Robert Saasto And I have been amazed at the positive response I have gotten from all the buildings, from the old Finn co-ops. All the people, particularly the young people, so appreciate the history and the significance. 

Adwoa Adusei I think there is a trend toward people wanting to know more about their neighborhoods and the people who built it.

Krissa Corbett Cavouras Yes, exactly. And I think that’s part of what I love about this story. The Finnish legacy can still be found here today, not only in the physical buildings, but in this community spirit, and the co-operation that made it possible for an immigrant community to survive and flourish. It’s something Esther Wang mentioned, too — that Sunset Park is still a place with very strong and very active immigrant communities.

Children gather in Sunset Park Library in 2016 for a Hispanic Heritage month celebration.
(Gregg Richards, Brooklyn Public Library)

Esther Wang No matter if you come from Finland, right, or you come from mainland China or Hong Kong, you know, there are places where you can move and you can establish yourself, which is not to say they're not without their faults. You know, Sunset Park for decades has been that place for successive waves of immigrant communities, and I think that's a beautiful thing, and I hope that never changes.

[Music]

Adwoa Adusei "Building Brooklyn" is a mini-series from Brooklyn Public Library’s Borrowed podcast. It’s produced by Virginia Marshall, with help from Fritzi Bodenheimer, Jennifer Proffitt, Meryl Friedman, and Robin Lester Kenton. This episode was written by Krissa Corbett Cavouras. Our music composer is Billy Libby.  
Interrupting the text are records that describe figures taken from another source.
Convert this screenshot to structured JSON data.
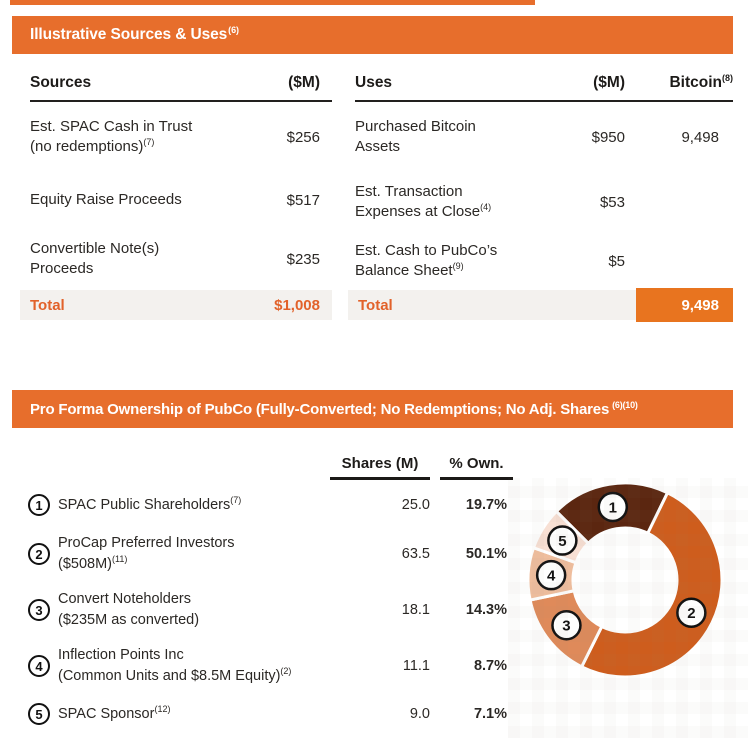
{
  "sources_uses": {
    "banner": {
      "title": "Illustrative Sources & Uses",
      "sup": "(6)"
    },
    "sources": {
      "col_label": "Sources",
      "col_value": "($M)",
      "rows": [
        {
          "label": "Est. SPAC Cash in Trust\n(no redemptions)",
          "sup": "(7)",
          "value": "$256"
        },
        {
          "label": "Equity Raise Proceeds",
          "sup": "",
          "value": "$517"
        },
        {
          "label": "Convertible Note(s)\nProceeds",
          "sup": "",
          "value": "$235"
        }
      ],
      "total": {
        "label": "Total",
        "value": "$1,008"
      }
    },
    "uses": {
      "col_label": "Uses",
      "col_value": "($M)",
      "col_bitcoin": "Bitcoin",
      "col_bitcoin_sup": "(8)",
      "rows": [
        {
          "label": "Purchased Bitcoin\nAssets",
          "sup": "",
          "value": "$950",
          "bitcoin": "9,498"
        },
        {
          "label": "Est. Transaction\nExpenses at Close",
          "sup": "(4)",
          "value": "$53",
          "bitcoin": ""
        },
        {
          "label": "Est. Cash to PubCo’s\nBalance Sheet",
          "sup": "(9)",
          "value": "$5",
          "bitcoin": ""
        }
      ],
      "total": {
        "label": "Total",
        "value": "$1,008",
        "bitcoin": "9,498"
      }
    }
  },
  "ownership": {
    "banner": {
      "title": "Pro Forma Ownership of PubCo (Fully-Converted; No Redemptions; No Adj. Shares",
      "sup": "(6)(10)"
    },
    "col_shares": "Shares (M)",
    "col_own": "% Own.",
    "rows": [
      {
        "num": "1",
        "label": "SPAC Public Shareholders",
        "sup": "(7)",
        "shares": "25.0",
        "own": "19.7%"
      },
      {
        "num": "2",
        "label": "ProCap Preferred Investors\n($508M)",
        "sup": "(11)",
        "shares": "63.5",
        "own": "50.1%"
      },
      {
        "num": "3",
        "label": "Convert Noteholders\n($235M as converted)",
        "sup": "",
        "shares": "18.1",
        "own": "14.3%"
      },
      {
        "num": "4",
        "label": "Inflection Points Inc\n(Common Units and $8.5M Equity)",
        "sup": "(2)",
        "shares": "11.1",
        "own": "8.7%"
      },
      {
        "num": "5",
        "label": "SPAC Sponsor",
        "sup": "(12)",
        "shares": "9.0",
        "own": "7.1%"
      }
    ]
  },
  "chart_data": {
    "type": "pie",
    "donut": true,
    "title": "Pro Forma Ownership of PubCo (Fully-Converted; No Redemptions)",
    "labels": [
      "SPAC Public Shareholders",
      "ProCap Preferred Investors",
      "Convert Noteholders",
      "Inflection Points Inc",
      "SPAC Sponsor"
    ],
    "badges": [
      "1",
      "2",
      "3",
      "4",
      "5"
    ],
    "values": [
      19.7,
      50.1,
      14.3,
      8.7,
      7.1
    ],
    "colors": [
      "#5b2610",
      "#ce5d1d",
      "#df8a5a",
      "#efbe9e",
      "#f8e0d4"
    ],
    "start_angle_deg": -45,
    "direction": "clockwise",
    "legend_position": "none"
  },
  "colors": {
    "banner_orange": "#e76e2c",
    "accent_orange": "#e2622a",
    "bitcoin_box_orange": "#e8741f",
    "total_band_gray": "#f3f1ee",
    "text_dark": "#2b2825"
  }
}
Krissa Corbett Cavouras Borrowed is brought to you by Brooklyn Public Library and is hosted by me, and Adwoa Adusei. You can find a transcript of this episode at our website. Special thanks to Robert Saasto, Esther Wang, and Joanna Chopp at the Finnish American Heritage Center at Finlandia University. 

Adwoa Adusei Sound in this episode came from Blue Dot Sessions and the BBC Sound Effects Library. Be sure to check back next week for the final episode of Building Brooklyn: the story of another neighborhood, told in reverse: Canarsie.

Carlyle Price When I got to school there, I think I was a month or two in when someone told me a Black family had tried to move in to Canarsie and had gotten burned out a year or two before. For me it was like okay, watch yourself out here. I didn't want to be out ther after dark.

Adwoa Adusei That’s next time, on "Building Brooklyn."


What does Sunset Park look like today? We sent out a call for Brooklyn teen photographers to go out and take pictures of the four neighborhoods in our "Building Brooklyn" mini-series. Evan Thurman's photo was one of two entries that won the category for Sunset Park.

Sunset Park's former Bush Terminal in June 2021.
(Courtesy Evan Thurman)

About the photo, from Evan Thurman, 15: I have been living around the edges of Park Slope, Gowanus, and Sunset Park my entire life. Over the past year or so I have become more interested in photography, and I think this area has very unique structures and subjects. This photo is demonstrative of how much of the back half of Sunset Park has been left to deteriorate; although population and interest in the area is beginning to pick up, much of it is still abandoned or ignored.